ユメは悟天と約束した待ち合せ場所に、一人イライラと立っていた。
すでに30分待たされているユメは、先ほどから腕時計とこれから悟天が来るであろう先を何度も見合わせている。
と、
「おっはよー! ユメ♪」
向こうから走ってきた悟天をユメはキッと睨みつけた。
「遅い!! まったく、何でいっつも悟天てむぐっ!」
「シーっ! 言ったでしょ。
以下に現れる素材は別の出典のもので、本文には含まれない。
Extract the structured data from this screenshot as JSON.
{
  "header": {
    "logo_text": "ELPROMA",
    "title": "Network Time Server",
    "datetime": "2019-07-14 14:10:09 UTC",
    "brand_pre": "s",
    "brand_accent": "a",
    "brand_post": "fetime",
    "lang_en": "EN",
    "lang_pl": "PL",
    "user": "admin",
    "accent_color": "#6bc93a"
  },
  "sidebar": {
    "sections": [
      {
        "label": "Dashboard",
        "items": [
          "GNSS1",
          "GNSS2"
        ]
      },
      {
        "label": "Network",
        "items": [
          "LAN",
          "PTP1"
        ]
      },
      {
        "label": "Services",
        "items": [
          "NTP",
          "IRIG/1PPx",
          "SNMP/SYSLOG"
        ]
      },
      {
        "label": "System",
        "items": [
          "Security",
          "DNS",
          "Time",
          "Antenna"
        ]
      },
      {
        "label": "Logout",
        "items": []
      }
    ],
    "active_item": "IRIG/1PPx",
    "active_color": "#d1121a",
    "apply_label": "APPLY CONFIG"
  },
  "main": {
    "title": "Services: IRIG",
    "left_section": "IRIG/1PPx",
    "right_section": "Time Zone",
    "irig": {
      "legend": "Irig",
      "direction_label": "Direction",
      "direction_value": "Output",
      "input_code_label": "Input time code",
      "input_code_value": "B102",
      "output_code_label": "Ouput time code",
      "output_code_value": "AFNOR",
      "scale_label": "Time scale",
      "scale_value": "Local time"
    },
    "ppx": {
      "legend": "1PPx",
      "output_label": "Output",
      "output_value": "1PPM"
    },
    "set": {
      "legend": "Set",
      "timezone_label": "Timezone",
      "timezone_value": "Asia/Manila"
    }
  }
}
今日は僕たち恋人同士なんだから、それっぽくしなきゃ!」
ユメの口を塞ぎ、マジメな顔で言う悟天にユメはむくれた顔を返す。
「……本当に、これでうまくいくの?」
「うん! 昨日トランクス君にはちゃんと言ったし、絶対うまく行く!」
相変わらず自信満々な悟天。
ユメはトランクスの名前が出てきただけで、また少し胸が痛んでしまったけれど……。
――悟天の作戦とは、
「二人で本当の恋人っぽくデートしてれば、絶対に途中でトランクス君邪魔してくる!」
というもの。
「トランクスがそんな子供っぽいことするわけない」というユメの反論も聞く耳持たず、今日、作戦当日となったわけだが……。
ユメはもう半分ヤケになっていた。
今日のこの嘘デートも、悟天には申し訳ないが、気分転換のつもりだった。
休みに家に一人でいても、きっと暗くなってしまうのはわかりきっていたから……。
「トランクス……どんなふうだった?」
(というか、あの直後によく会えるよね……)
心の中であの日の二人を思い浮かべながらユメは訊く。
……やっぱり反応は気になる。だが、
「『そう』って一言だけ」
がくっと肩を落とすユメ。
「あっ! で、でも、僕の見たところ無理してる感じだったよ!」
一応フォローを入れてくれる悟天だが。